Цезарь и его семейство уже расположились на почетных местах. На скамьях бок о бок сидели союзники, помогавшие победить врага: Бокус и Богуд, цари Восточной и Западной Мавритании. Они выглядели более счастливыми, чем подавляющее большинство римлян. Возможно, они понимали ситуацию в Африке гораздо лучше тех, кто знал о ней понаслышке.
На арену выступила группа людей в ярких одеждах. Некоторые имели кожаные нагрудники и поножи, другие облачились лишь в легкие туники. То были venatores — гладиаторы, сражавшиеся с животными.
— Где же звери? — капризно спросил Птолемей.
Как все в Риме, он устал от череды зрелищ и впечатлений, и на него уже трудно было произвести впечатление.
— Они идут, — заверила его я. — Видишь, люди, которые будут сражаться с ними, уже здесь.
— А, да. — Он подавил зевок и изогнулся на месте. Жаркое солнце нещадно палило.
— Этих зверей прислал Гай Саллюстий Крисп, благороднейший наместник новой африканской провинции, завоеванной в ходе этой войны. Ради славы Рима и развлечения его граждан! — громогласно объявил Цезарь.
Грянули приветственные возгласы. На арене человек, одетый в тунику, поднял руку.
— Мы будем сражаться с животными разными способами, — сказал он. — Меня обучили сражаться с длинным охотничьим копьем, но у меня нет никакой защиты, кроме моей собственной ловкости и сноровки. Мой товарищ, — он указал на человека в коже, — имеет защитное снаряжение, но сражается коротким оружием. Чтобы нанести удар, он должен приблизиться к зверю. Ну а этот человек… — Он жестом указал на гладиатора, у которого не было вообще никакого оружия. — В общем, вы сами увидите, на что он способен! Увидите и будете поражены!

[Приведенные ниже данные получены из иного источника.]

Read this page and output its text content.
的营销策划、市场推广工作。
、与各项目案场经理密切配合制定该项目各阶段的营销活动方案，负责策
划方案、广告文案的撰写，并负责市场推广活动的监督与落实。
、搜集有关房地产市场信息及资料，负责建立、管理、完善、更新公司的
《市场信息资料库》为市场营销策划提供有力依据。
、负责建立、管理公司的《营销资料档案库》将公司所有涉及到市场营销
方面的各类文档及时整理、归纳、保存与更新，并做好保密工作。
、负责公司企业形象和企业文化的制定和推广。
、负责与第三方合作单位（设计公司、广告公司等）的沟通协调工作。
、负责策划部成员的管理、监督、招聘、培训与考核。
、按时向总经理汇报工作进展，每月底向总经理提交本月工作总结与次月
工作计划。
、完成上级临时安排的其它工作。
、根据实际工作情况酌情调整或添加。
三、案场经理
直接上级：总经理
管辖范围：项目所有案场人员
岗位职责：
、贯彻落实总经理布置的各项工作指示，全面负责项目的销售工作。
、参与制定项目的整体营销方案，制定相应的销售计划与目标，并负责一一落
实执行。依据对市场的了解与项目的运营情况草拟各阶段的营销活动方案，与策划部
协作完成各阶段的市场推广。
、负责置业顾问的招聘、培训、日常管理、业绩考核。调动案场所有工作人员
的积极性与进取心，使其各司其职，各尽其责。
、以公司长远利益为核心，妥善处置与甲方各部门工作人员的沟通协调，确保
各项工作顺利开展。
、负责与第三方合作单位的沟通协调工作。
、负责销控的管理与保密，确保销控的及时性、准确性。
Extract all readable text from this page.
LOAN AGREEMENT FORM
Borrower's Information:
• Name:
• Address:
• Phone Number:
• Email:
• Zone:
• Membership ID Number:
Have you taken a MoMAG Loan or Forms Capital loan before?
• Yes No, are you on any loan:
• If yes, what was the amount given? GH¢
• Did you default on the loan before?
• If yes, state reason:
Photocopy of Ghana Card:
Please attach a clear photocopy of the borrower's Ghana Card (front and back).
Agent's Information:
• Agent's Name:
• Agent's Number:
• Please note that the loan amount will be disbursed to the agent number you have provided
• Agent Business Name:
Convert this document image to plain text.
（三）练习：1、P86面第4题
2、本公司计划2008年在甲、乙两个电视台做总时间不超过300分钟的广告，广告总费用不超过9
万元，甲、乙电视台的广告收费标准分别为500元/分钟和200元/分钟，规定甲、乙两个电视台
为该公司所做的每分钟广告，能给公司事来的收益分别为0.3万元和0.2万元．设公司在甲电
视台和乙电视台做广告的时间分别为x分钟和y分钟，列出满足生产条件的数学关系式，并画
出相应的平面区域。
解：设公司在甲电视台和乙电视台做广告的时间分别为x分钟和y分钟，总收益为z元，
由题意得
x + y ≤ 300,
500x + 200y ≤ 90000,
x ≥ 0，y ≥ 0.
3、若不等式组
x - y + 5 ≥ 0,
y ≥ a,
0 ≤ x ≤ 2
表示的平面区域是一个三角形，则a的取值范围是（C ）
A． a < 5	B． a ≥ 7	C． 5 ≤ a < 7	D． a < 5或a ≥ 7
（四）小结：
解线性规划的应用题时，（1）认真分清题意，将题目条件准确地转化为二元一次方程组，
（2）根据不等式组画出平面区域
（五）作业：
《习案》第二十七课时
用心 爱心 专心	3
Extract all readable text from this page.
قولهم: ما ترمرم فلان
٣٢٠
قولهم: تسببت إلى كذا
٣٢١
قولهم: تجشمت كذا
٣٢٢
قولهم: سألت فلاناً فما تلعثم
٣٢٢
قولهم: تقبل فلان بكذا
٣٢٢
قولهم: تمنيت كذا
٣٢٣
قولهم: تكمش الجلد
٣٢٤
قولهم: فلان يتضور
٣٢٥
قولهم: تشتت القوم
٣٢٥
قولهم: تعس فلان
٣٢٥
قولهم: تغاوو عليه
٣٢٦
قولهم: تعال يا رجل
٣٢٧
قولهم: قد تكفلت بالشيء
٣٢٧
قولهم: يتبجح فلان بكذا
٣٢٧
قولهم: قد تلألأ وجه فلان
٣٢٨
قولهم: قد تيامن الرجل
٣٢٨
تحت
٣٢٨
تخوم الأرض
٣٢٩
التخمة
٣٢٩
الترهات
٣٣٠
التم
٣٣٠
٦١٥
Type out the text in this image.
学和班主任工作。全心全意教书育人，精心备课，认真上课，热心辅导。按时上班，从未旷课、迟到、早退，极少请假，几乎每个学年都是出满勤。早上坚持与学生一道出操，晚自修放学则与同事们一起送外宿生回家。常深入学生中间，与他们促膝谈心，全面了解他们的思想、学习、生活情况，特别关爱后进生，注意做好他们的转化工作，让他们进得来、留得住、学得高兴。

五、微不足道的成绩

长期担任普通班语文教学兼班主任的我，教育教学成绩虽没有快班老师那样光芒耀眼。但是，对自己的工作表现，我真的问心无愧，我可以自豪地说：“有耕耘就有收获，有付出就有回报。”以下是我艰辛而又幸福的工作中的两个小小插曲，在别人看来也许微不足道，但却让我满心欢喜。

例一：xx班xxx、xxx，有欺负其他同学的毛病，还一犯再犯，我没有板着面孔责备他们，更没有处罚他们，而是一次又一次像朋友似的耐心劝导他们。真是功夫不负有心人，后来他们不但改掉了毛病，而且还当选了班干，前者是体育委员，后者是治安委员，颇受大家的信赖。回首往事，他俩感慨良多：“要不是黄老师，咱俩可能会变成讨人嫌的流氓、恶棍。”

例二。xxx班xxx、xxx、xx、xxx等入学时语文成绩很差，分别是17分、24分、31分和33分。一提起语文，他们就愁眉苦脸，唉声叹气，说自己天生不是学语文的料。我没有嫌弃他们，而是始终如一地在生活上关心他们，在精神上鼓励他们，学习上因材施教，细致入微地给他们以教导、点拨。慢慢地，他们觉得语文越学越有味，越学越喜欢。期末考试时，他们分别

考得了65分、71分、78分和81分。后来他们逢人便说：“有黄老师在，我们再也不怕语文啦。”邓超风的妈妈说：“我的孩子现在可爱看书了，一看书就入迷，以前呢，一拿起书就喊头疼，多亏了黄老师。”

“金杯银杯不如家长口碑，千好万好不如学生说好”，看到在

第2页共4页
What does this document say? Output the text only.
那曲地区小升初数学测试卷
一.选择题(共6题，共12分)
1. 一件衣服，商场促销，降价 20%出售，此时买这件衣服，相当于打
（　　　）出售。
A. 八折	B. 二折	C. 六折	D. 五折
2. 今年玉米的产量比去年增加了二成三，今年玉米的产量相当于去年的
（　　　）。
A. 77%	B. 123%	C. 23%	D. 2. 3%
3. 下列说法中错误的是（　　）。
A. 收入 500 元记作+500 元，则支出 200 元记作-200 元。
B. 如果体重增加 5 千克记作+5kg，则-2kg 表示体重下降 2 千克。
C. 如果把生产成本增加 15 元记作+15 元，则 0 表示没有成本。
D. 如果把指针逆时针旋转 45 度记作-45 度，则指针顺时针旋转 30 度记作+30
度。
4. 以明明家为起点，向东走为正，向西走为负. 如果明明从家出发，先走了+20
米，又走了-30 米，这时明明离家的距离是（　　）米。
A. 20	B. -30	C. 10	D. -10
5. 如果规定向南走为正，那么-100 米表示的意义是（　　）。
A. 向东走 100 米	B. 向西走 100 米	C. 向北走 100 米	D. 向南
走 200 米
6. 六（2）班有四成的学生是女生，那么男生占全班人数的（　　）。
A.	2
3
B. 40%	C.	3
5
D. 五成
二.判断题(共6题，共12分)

Грянули трубы, и на арену выехали повозки с клетками. За решетками метались темные тени, но что там за звери, мне было не разобрать.
Группа служителей в защитных шлемах и подбитых мехом безрукавках приблизилась к клеткам. Дверцу первой открыли, и оттуда выпрыгнул лев. На трибунах закричали от возбуждения.
Лев бесшумно приземлился на песок, потряс гривой и огляделся. Все бойцы отступили. Против зверя, один на один, остался лишь человек с копьем. Лев припал к песку, глядя на человека и принюхиваясь. Боец двинулся к нему, издавая горловые звуки, чтобы раздразнить противника. Лев склонил голову, уставился на человека и замер.
А потом последовал стремительный прыжок.
Однако человек в тунике успел отскочить в сторону, нанести копьем удар в плечо льва и отдернуть оружие. Если бы копье застряло в ране, человек остался бы безоружным и был бы обречен. Правда, рана оказалась не слишком тяжелой: лев, кажется, лишь удивился. Он припал на задние лапы, сделал несколько глубоких вдохов и прыгнул снова.
Но человек опять уклонился от летящих навстречу клыков и когтей и снова вонзил копье — на сей раз в грудь. Лев с приглушенным ревом покатился по земле. Человек выдернул копье и отбежал на безопасное расстояние, чтобы посмотреть, оправится ли зверь.
Арену потряс яростный рев: рана и теперь была не смертельной, но она не на шутку взбесила хищника. Тот погнался за человеком, который быстро обернулся — убежать ото льва человеку не под силу, а никакого укрытия на арене нет — и с удивительным проворством нанес новый удар копьем.
Однако ему не удалось быстро высвободить оружие. Дернув копье, он, по-видимому, притянул льва к себе, и огромные когтистые лапы обрушились на его плечи.
Но ловкость бойца была удивительной: он вывернулся, вытащил копье, отскочил назад и упал на колени. Лев по дуге прыгнул на него, чтобы покончить с надоедливым врагом, и в полете напоролся на умело подставленное копье. Наконечник угодил прямо в сердце, а древко, благодаря весу хищника и инерции прыжка, вошло очень глубоко.